3. Pembentukan entitas ( Special Purpose Vehicle) menjadi indikasi pelanggaran ENRON
Pembentukan SPE ini berawal dari Andrew Fastow yang membuat ide untuk menggunakan nilai kelebihan
kontrak sebagai pendapatan. Andrew dan KAP Arthur Anderson bekerjasama dan menyiapkan serial limited
partnership (perusahaan rekanan terbatas) yang disebut “Special Purpose Entities”. Aturan akuntansi
memungkinkan bahwa perusahaan dapat tidak mencantumkan special purpose entities pada laporan keuangan,
asalkan terdapat suatu pihak yang dapat mengontrol penyelenggaraannya serta memiliki setidaknya 3 persen nilai
special purpose entity. Enron mendirikan 3 SPE yaitu Chewco Investment LP, LJM Cayman LP, dan LJM 2 Cp-
Investment. Entitas untuk tujuan khusus ini kemudian mengajukan sejumlah besar hutang dengan saham Enron
sebagai penjaminnya. Uang yang dipinjam ini diakui sebagai pembelian nilai lebih kontrak dan dicatat sebagai uang
“pendapatan penjualan” meskipun sebenarnya adalah hutang. Entitas ini juga mengambil alih sejumah besar
hutang Enron. Para pemegang saham percaya bahwa Enron tidak mengalami lonjakan hutang, karena hal ini tidak
dilaporkan ke publik. Mereka percaya bahwa Enron menghasilkan lagi yang baik dan mengalami peningkatan tiap
tahunnya.
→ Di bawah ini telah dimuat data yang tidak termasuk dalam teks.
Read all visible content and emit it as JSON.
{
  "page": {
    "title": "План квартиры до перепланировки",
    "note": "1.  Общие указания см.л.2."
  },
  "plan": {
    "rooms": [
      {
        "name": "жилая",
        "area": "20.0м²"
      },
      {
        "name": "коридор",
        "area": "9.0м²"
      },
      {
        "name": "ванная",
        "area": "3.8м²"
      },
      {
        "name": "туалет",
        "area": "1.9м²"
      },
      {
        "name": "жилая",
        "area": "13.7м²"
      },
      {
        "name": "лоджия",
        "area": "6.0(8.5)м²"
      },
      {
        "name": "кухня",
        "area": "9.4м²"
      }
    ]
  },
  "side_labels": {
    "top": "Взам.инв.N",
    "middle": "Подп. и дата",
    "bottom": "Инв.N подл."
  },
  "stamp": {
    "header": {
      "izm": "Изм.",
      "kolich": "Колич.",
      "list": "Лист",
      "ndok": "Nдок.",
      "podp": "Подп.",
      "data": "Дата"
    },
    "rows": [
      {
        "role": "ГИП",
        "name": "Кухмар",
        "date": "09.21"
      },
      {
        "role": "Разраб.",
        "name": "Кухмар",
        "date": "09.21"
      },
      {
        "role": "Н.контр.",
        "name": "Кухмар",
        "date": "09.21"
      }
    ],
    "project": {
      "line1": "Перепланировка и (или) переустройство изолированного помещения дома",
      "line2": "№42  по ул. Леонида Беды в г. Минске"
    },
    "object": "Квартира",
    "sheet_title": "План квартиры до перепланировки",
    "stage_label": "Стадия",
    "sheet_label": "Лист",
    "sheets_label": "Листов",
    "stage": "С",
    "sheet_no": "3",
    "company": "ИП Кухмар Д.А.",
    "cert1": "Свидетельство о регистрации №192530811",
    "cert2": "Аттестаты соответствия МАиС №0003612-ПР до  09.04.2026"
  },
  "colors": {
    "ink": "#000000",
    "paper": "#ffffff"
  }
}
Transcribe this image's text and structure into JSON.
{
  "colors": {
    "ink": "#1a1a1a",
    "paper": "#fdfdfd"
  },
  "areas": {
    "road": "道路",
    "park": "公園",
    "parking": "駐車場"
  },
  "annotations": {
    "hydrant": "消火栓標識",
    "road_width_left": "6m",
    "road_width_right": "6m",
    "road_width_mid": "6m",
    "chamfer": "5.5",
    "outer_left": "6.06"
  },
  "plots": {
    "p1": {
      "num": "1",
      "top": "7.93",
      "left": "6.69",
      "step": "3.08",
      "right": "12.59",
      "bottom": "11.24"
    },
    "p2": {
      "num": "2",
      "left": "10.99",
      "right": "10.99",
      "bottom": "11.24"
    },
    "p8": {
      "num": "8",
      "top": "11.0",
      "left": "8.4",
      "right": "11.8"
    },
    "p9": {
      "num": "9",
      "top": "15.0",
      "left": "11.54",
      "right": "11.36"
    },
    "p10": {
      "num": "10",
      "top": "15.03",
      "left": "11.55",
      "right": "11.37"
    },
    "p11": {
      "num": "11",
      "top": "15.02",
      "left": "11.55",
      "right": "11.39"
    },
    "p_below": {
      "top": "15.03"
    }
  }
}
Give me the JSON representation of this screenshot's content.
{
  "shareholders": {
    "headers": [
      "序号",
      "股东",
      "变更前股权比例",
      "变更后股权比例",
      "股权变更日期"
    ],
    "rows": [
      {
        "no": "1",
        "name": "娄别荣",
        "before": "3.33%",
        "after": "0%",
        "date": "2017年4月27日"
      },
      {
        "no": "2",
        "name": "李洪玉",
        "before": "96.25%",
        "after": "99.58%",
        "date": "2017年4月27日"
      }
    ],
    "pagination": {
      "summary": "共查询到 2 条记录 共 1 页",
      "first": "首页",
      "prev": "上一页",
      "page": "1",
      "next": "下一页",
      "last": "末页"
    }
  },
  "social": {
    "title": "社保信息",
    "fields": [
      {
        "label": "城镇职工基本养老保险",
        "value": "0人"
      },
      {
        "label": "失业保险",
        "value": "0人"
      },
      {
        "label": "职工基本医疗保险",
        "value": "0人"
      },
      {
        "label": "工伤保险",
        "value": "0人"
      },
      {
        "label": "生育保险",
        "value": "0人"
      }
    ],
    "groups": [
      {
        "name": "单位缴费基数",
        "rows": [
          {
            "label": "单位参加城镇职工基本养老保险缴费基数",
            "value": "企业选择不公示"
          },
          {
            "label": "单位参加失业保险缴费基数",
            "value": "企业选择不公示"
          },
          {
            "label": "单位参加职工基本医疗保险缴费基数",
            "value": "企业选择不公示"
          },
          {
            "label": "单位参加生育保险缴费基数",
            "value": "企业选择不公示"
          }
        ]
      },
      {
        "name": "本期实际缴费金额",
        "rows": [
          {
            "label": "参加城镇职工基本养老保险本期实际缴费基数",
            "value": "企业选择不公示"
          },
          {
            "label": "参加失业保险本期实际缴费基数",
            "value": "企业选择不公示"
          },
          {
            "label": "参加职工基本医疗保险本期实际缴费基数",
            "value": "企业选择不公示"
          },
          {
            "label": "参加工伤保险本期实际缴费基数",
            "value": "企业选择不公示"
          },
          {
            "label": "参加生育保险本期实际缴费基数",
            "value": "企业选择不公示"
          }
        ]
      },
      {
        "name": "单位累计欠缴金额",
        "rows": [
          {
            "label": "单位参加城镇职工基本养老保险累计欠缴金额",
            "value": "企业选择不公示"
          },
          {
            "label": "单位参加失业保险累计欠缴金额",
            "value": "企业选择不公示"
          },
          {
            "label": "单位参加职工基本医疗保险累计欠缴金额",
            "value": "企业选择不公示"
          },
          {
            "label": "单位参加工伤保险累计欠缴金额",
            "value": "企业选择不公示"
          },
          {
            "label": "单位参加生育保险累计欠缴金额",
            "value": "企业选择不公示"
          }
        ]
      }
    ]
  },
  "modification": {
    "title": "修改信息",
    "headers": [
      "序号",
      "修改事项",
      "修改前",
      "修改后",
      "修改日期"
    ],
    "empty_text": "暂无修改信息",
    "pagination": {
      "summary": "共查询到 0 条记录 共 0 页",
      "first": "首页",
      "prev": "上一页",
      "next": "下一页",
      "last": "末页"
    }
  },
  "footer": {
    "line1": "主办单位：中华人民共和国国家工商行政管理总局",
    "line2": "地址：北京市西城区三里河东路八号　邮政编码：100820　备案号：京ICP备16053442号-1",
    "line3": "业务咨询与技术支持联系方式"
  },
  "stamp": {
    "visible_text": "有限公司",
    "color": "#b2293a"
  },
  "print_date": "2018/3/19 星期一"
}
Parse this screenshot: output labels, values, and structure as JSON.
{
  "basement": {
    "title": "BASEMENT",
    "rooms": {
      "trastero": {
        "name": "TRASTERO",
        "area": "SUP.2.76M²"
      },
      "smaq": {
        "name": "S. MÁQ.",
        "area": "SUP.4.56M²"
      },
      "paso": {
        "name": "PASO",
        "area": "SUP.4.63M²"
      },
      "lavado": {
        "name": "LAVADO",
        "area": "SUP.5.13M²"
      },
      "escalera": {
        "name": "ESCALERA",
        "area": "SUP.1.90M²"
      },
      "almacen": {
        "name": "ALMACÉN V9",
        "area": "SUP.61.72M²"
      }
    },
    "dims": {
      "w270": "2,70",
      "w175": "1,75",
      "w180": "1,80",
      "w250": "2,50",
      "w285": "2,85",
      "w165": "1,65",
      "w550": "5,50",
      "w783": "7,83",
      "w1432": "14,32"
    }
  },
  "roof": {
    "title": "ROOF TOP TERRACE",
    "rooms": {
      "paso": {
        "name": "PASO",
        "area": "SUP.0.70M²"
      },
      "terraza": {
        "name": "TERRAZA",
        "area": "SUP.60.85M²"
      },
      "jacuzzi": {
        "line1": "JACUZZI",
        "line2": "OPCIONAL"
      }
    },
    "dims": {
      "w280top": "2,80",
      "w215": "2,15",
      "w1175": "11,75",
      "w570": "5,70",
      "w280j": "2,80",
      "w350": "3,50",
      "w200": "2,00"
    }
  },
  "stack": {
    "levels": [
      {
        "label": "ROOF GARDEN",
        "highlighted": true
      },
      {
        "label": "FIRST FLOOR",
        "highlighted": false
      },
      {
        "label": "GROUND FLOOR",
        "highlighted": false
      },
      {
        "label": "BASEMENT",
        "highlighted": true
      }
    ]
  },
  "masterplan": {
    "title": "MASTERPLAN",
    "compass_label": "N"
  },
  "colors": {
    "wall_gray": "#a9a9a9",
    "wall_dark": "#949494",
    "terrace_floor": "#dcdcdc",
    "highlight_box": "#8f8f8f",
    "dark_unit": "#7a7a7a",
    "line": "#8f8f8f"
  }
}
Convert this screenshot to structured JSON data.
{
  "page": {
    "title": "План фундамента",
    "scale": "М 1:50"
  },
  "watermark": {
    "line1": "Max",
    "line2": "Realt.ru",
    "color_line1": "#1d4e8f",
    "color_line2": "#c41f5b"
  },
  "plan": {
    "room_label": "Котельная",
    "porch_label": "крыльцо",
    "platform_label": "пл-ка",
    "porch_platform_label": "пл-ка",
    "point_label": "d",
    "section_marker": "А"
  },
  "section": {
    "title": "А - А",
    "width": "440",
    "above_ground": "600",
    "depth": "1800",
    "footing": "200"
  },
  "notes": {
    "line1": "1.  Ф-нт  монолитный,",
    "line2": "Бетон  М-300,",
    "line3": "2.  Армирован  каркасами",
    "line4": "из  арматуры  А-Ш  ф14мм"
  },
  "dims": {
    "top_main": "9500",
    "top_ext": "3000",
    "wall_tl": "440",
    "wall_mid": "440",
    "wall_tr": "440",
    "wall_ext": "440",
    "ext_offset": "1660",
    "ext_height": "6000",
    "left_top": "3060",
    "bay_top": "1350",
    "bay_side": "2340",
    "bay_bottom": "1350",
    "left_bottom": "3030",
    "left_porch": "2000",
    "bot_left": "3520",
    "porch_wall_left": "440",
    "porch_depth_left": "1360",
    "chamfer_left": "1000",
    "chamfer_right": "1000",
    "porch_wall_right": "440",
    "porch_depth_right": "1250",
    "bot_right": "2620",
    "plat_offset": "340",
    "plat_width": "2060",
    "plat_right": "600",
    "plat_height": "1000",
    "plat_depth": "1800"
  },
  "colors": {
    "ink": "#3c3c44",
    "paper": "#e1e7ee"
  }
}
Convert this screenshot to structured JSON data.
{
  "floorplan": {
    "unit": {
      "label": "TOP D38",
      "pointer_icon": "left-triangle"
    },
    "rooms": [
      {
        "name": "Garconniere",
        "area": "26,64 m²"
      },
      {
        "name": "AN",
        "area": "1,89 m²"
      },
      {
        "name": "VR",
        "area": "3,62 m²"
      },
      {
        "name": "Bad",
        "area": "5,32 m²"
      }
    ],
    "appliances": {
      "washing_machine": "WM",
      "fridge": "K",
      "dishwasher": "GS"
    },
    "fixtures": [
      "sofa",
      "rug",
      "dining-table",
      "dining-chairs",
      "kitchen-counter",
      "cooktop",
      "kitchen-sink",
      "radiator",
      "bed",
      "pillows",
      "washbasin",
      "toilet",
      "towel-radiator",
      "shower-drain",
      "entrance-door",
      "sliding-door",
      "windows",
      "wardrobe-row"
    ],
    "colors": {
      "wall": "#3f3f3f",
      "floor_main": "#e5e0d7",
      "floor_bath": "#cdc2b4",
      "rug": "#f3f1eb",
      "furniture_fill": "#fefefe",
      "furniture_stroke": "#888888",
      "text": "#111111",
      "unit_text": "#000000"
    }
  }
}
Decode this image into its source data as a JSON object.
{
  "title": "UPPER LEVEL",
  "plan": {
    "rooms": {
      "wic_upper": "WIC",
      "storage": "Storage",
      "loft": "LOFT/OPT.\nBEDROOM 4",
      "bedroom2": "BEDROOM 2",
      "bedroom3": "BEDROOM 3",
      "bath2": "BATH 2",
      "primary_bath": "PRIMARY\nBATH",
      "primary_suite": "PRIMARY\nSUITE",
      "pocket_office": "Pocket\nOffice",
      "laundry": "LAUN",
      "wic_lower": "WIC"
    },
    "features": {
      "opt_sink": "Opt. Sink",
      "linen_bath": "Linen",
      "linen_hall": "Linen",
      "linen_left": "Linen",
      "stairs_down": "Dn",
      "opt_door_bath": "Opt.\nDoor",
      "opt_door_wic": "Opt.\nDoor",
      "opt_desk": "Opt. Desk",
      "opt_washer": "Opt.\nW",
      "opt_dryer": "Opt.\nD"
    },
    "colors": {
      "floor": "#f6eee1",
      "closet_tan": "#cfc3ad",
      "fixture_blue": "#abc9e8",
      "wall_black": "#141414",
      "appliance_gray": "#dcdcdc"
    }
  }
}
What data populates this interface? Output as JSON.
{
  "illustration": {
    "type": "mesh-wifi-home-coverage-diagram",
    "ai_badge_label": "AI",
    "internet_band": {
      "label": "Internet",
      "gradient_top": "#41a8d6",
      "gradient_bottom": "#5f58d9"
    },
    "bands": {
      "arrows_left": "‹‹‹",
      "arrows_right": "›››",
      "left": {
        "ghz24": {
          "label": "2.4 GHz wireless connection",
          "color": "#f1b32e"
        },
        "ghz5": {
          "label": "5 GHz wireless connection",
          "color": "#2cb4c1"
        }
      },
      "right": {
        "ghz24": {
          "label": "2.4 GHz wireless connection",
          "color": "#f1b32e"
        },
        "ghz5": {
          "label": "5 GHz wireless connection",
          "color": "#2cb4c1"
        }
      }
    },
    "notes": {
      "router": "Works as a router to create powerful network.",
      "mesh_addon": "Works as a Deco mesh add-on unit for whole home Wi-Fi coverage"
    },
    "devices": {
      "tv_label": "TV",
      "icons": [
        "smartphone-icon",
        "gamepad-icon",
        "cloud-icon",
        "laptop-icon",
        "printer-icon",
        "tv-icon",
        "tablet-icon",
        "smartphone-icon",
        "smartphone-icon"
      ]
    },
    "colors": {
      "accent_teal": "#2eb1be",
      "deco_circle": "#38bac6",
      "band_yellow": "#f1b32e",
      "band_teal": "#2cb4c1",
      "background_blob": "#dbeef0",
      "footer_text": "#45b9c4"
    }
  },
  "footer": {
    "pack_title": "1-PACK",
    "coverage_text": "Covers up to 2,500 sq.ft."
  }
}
Hal ini juga dikuatkan dengan pernyataan KAP Arthur Anderson bahwa laporan Enron adalah akurat.
Board of Director (dewan direktur, direktur eksekutif dan direktur non eksekutif) membiarkan kegiatan-
kegiatan bisnis tertentu mengandung unsur konflik kepentingan dan mengijinkan terjadinya transaksi-transaksi
berdasarkan informasi yang hanya bisa di akses oleh pihak dalam perusahaan (insider trading), termasuk praktek
akuntansi dan bisnis tidak sehat sebelum hal tersebut terungkap kepada publik Hal ini menjadi titik kejatuhan Enron
karena beberapa SPE yang dibentuknya tidak independen, karena dimiliki dan dikelola oleh CFO Enron. Selain itu,
ada beberapa transaksi yang tidak mungkin dilakukan antara Enron dengan pihak independen, seperti menjual dan
membeli aktiva saat melaporkan posisi keuangan.